Doing Business Differently

Forum for Women Entrepreneurs event | BCBusiness
Moderator Judy Brooks with the Doing Business Differently panel: (from left) Tracy Redies, Mike Jagger, Brian Scudamore and Victoria Sopik.

Advice and anecdotes from four B.C. leaders who take pride in employing unexpected business methods

Under the event title “Doing Business Differently to Get Results,” the Forum for Women Entrepreneurs hosted four B.C. leaders who get the job done by doing the unexpected. Moderated by FWE board member Judy Brooks, the roundtable included Mike Jagger, founder and president at Provident Security; Tracy Redies, president and CEO at Coast Capital Savings; Brian Scudamore, founder and CEO at 1-800-GOT-JUNK?; and Victoria Sopik, CEO at Kids and Company.

Coast Capital’s Tracy Redies set the tone as the keynote speaker by describing her credit union as an “unbank,” a sentiment that was reflected in each panellist’s comments on his or her own business. Redies says she’s interested in “flipping the orthodoxy of banking,” giving the notable example of Coast Capital’s mortgage documents. The credit union challenged its legal team to write the complex documents in plain language to help change members’ laboured relationship with banking.

Where most businesses look to emulate successful companies in their own industry, Redies says she often looks outside the financial realm, singling out WestJet as an example of a noteworthy and unconventional operation. Much like the air carrier famous for its good humour, Redies says, “We take business seriously; ourselves, not so much.” Coast’s irreverent TV advertising plays a large part in this motto, making an unlikely juxtaposition: humour with banking.

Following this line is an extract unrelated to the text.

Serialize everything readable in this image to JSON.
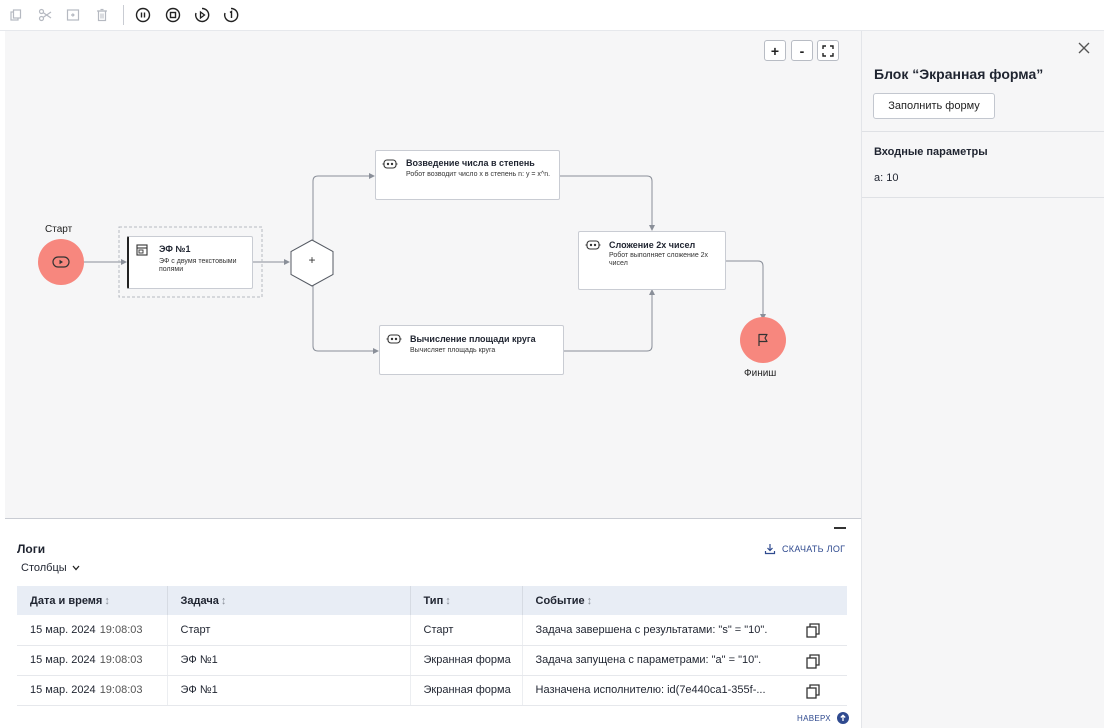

The further you stray from your industry for inspiration, the more likely you are to find new ideas that will help your business subvert accepted industry structures. “If you continue to go down the ‘best practices’ route, you’re just like another also-brand coming into the horse race,” says Redies. “To me, it’s the kiss of death for a company that wants to be successful—just trying to be like everybody else.”

A surprising yet refreshing idea lies at the core of Victoria Sopik’s childcare business model: “Our hope is that you feel we’re lucky to have you,” she says. Parents often feel fortunate for managing to get their children into daycare, whereas Sopik wants to flip that concept on its head.

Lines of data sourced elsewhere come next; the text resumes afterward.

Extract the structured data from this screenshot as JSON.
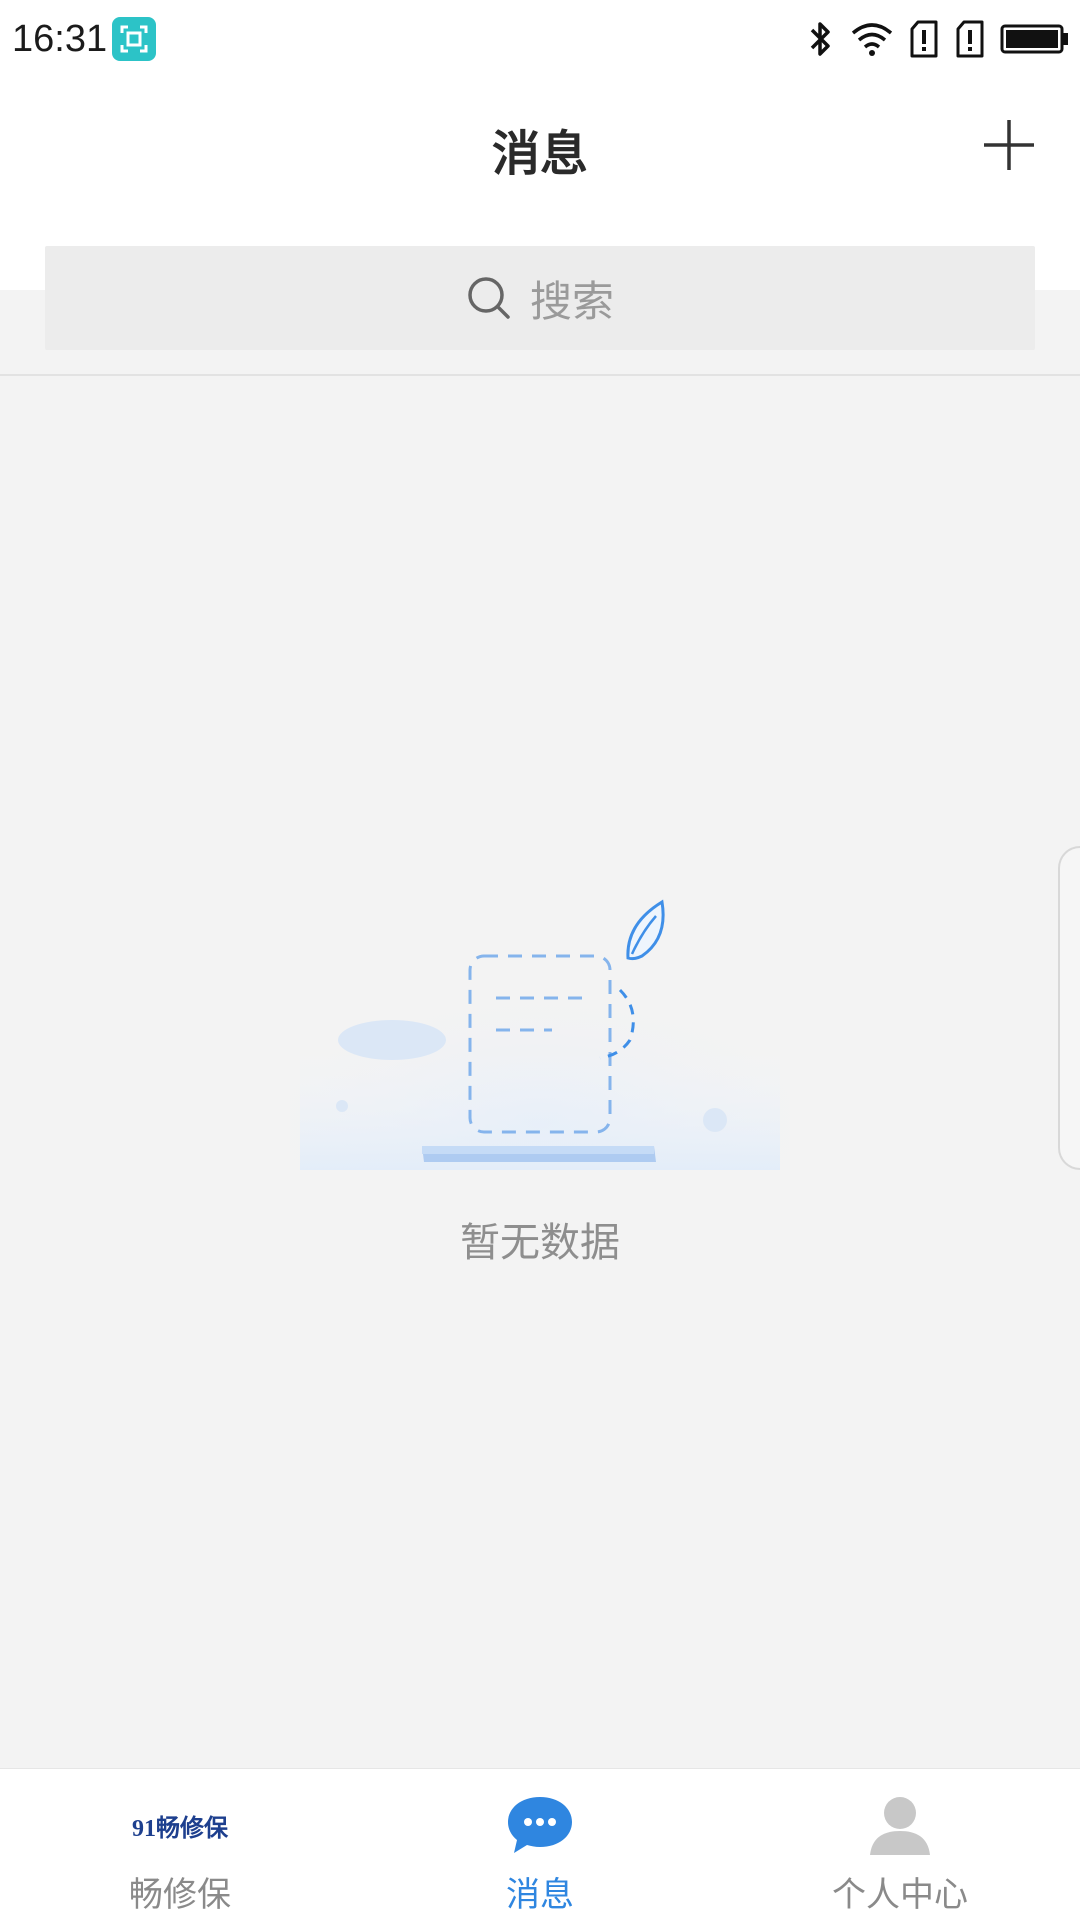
{
  "status_bar": {
    "time": "16:31",
    "icons": [
      "screenshot-app-icon",
      "bluetooth-icon",
      "wifi-icon",
      "sim-1-icon",
      "sim-2-icon",
      "battery-icon"
    ]
  },
  "header": {
    "title": "消息",
    "add_icon": "plus-icon"
  },
  "search": {
    "placeholder": "搜索",
    "icon": "search-icon"
  },
  "empty_state": {
    "message": "暂无数据",
    "illustration": "empty-document-cup-illustration"
  },
  "bottom_nav": {
    "items": [
      {
        "label": "畅修保",
        "icon": "app-logo",
        "logo_text": "91畅修保",
        "active": false
      },
      {
        "label": "消息",
        "icon": "chat-bubble-icon",
        "active": true
      },
      {
        "label": "个人中心",
        "icon": "person-icon",
        "active": false
      }
    ]
  },
  "colors": {
    "accent": "#2f86e0",
    "background": "#f3f3f3",
    "inactive_label": "#8a8a8a"
  }
}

Sopik also commented on looking outside her industry for inspiration, adding that a local Starbucks influenced a crucial aspect of her business. The coffee shop gives customers a free-coffee coupon if they weren’t satisfied, an idea that Sopik employs, albeit with a bigger price tag. “When we mess up, we have to give free childcare,” she says. When you make a mistake, it’s all about how you handle it.

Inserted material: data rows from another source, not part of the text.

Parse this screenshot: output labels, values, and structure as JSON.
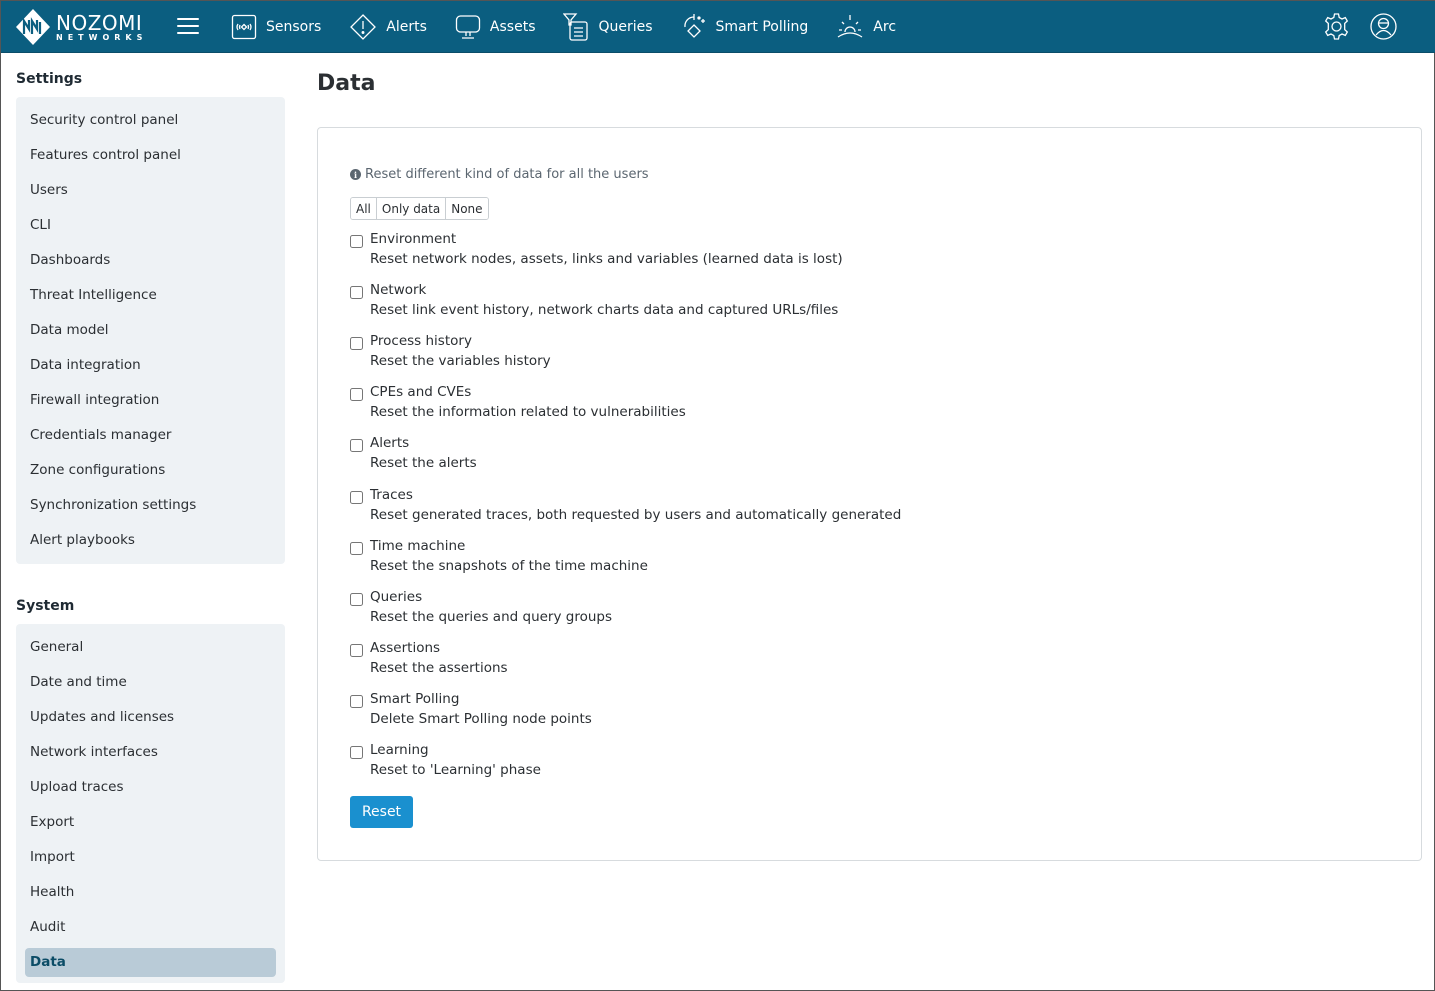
{
  "brand": {
    "line1": "NOZOMI",
    "line2": "NETWORKS",
    "color": "#0b5e80"
  },
  "nav": [
    {
      "label": "Sensors",
      "icon": "sensors-icon"
    },
    {
      "label": "Alerts",
      "icon": "alert-diamond-icon"
    },
    {
      "label": "Assets",
      "icon": "monitor-icon"
    },
    {
      "label": "Queries",
      "icon": "queries-icon"
    },
    {
      "label": "Smart Polling",
      "icon": "smart-polling-icon"
    },
    {
      "label": "Arc",
      "icon": "arc-icon"
    }
  ],
  "top_right": [
    "gear-icon",
    "user-avatar-icon"
  ],
  "sidebar": {
    "settings_title": "Settings",
    "settings_items": [
      "Security control panel",
      "Features control panel",
      "Users",
      "CLI",
      "Dashboards",
      "Threat Intelligence",
      "Data model",
      "Data integration",
      "Firewall integration",
      "Credentials manager",
      "Zone configurations",
      "Synchronization settings",
      "Alert playbooks"
    ],
    "system_title": "System",
    "system_items": [
      "General",
      "Date and time",
      "Updates and licenses",
      "Network interfaces",
      "Upload traces",
      "Export",
      "Import",
      "Health",
      "Audit",
      "Data"
    ],
    "active": "Data"
  },
  "main": {
    "title": "Data",
    "info": "Reset different kind of data for all the users",
    "select_buttons": [
      "All",
      "Only data",
      "None"
    ],
    "options": [
      {
        "label": "Environment",
        "desc": "Reset network nodes, assets, links and variables (learned data is lost)",
        "checked": false
      },
      {
        "label": "Network",
        "desc": "Reset link event history, network charts data and captured URLs/files",
        "checked": false
      },
      {
        "label": "Process history",
        "desc": "Reset the variables history",
        "checked": false
      },
      {
        "label": "CPEs and CVEs",
        "desc": "Reset the information related to vulnerabilities",
        "checked": false
      },
      {
        "label": "Alerts",
        "desc": "Reset the alerts",
        "checked": false
      },
      {
        "label": "Traces",
        "desc": "Reset generated traces, both requested by users and automatically generated",
        "checked": false
      },
      {
        "label": "Time machine",
        "desc": "Reset the snapshots of the time machine",
        "checked": false
      },
      {
        "label": "Queries",
        "desc": "Reset the queries and query groups",
        "checked": false
      },
      {
        "label": "Assertions",
        "desc": "Reset the assertions",
        "checked": false
      },
      {
        "label": "Smart Polling",
        "desc": "Delete Smart Polling node points",
        "checked": false
      },
      {
        "label": "Learning",
        "desc": "Reset to 'Learning' phase",
        "checked": false
      }
    ],
    "reset_label": "Reset",
    "reset_color": "#1a90cf"
  }
}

In a poignant remark, Provident’s Mike Jagger shared that he continually asks himself, “What can we do today to make our customers say, ‘You won’t believe what Provident Security did for me’?” He shared stories of employees shovelling snow from walkways and stocking homeowners’ fridges with beer—certainly two tasks outside the generally accepted role of a home-security provider.

All of the panellists agreed that good employees are the key to standing out. “We hire attitude and train expertise,” says Redies. In addition to hiring good people, businesses need to focus on retaining the talent they’ve developed, especially in customer-facing businesses. Excessive turnover can be as taxing on customers as it is on the business itself; regularly dealing with someone new means that customers need to repeatedly explain their story and their needs.

“I do things differently: I dropped out of high school, dropped out of university, made my parents proud, all of that kind of stuff,” jokes Brian Scudamore. In his business, following through with little details makes a world of difference, even if that just means showing up on time and employees cleaning up behind themselves. “It’s the little things, consistently done,” he says. “Hire the right people, recruit the right franchise partners, and everything else just kind of works.”